Genellikle, çekirdek ceza hukuku Türk Ceza Kanunu’nda düzenlenirken, yan ceza hukuku ise diğer kanunlarda yer alır. Bu kavram, diğer kanunlarda bulunan ceza hukuku düzenlemelerinin tümünü ifade etmektedir. Bu nedenle, maddi ceza hukuku incelemeleri yapılırken sadece Türk Ceza Kanunu’na değil, diğer kanunlara da dikkat edilmelidir.
Şekli Ceza Hukuku (Ceza Muhakemesi Hukuku)
Şekli ceza hukuku, ceza veya güvenlik tedbirlerine hükmedilmesi için gereken koşulları belirleyen muhakemeyi düzenler. Bu muhakeme sürecinde, ceza soruşturma ve kovuşturma organlarının yetkileri ile suçların nasıl ve hangi sınırlar içinde yargılanacağı belirlenir. Şekli ceza hukuku, ceza muhakemesi olmaksızın maddi ceza hukukunun pratikte uygulanmasını sağlar. Çünkü maddi ceza hukuku kağıt üzerinde kalmaktan öteye geçemez.
Maddi ceza hukukunun gerçekleşmesi için öncelikle gerçeğin araştırılması gerekir. Bu da ceza muhakemesi sürecinin önemli bir parçasıdır. Belirtmek gerekir ki, şekli ceza hukukuyla ilgili hükümler sadece Türk Ceza Kanunu’nda (TCK) değil, aynı zamanda diğer kanunlarda da yer alabilir.
Bir kuralın şekli ceza hukukuna mı yoksa maddi ceza hukukuna mı ait olduğunun belirlenmesi son derece önemlidir çünkü bu belirleme, muhakeme sürecinin ve uygulanan yaptırımların doğruluğunu etkiler. Bu nedenle, hangi alanın hangi kuralı içerdiğinin net bir şekilde belirlenmesi gerekmektedir.
Her şeyden önce suçta ve cezada kanunilik ilkesinin bir gereği olarak aleyhe kanunun geçmişe yürümesi yasağı yalnızca maddi ceza hukuku ile sınırlı bir etkiye sahiptir. Buna karşılık şekli ceza hukuku kurallarının zaman bakımından uygulanması konusunda geçerli olan ilke, hemen uygulanma ilkesidir. Öte yandan şekli ceza hukuku kurallarının benzetme (kıyas) yoluyla benzer olaylara uygulanması kural olarak mümkün iken; maddi ceza hukukunda benzetme yasaktır.

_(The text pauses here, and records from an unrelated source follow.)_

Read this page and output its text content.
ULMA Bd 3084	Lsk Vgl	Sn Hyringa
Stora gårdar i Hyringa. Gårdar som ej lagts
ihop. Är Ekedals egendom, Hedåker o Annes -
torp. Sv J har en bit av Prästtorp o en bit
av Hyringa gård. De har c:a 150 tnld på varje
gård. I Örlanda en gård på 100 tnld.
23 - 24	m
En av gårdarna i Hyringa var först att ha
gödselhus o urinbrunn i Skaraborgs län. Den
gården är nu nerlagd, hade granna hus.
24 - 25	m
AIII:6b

Bir kuralın maddi ceza hukukuna veya şekli ceza hukukuna ait olduğunu belirlemede, kuralın yer aldığı kanuna değil, içeriğine ve işlevine bakarak bir sonuca varmak gerekir”. Buna göre fiilin cezalandırılabilme koşullarına, uygulanacak yaptırımın ne olduğuna ilişkin kurallar maddi ceza hukuku kuralı; buna karşılık kuralın ihlal edilmesi durumunda buna ilişkin yaptırım uygulanması için nasıl bir sürecin izlenmesi gerektiğini düzenleyen kurallar ise, ceza muhakemesi kuralıdır. Ceza muhakemesine ilişkin olarak yürürlükte olan temel kanun, 1 Haziran 2005 tarihinde yürürlüğe giren 5271 sayılı Ceza Muhakemesi Kanunu’dur.
İnfaz Hukuku
İnfaz hukuku, cezaların ve güvenlik tedbirlerinin infazı sırasında ortaya çıkan konularla ilgilenen ceza hukukunun bir alt bölümüdür. Türk hukukunda bu alanı düzenleyen temel kanun, 1 Haziran 2005 tarihinde yürürlüğe giren 13 Aralık 2004 tarih ve 5275 sayılı Ceza ve Güvenlik Tedbirlerinin İnfazı Hakkında Kanun’dur.
Bu kanun, cezaların infazı sürecindeki usul ve esasları belirler. Cezaevlerinin yönetimi, mahkumların hakları ve görevleri, infaz kurumlarındaki güvenlik tedbirleri, cezaevinden izin ve firar gibi konular bu kanun kapsamında düzenlenir. Ayrıca, cezaların belirli şartlar altında ertelenmesi, hükümlülerin denetimli serbestlikten yararlanması gibi infazın alternatif yolları da bu kanun çerçevesinde belirlenir.
İnfaz hukuku, ceza hukukunun önemli bir parçasıdır çünkü cezaların etkili bir şekilde uygulanması, toplumun hukuka olan güvenini ve ceza sisteminin işleyişini etkiler. Bu nedenle, infaz hukukuyla ilgili düzenlemelerin adalet, insan hakları ve toplumsal güvenlik gibi temel değerleri dikkate alması önemlidir.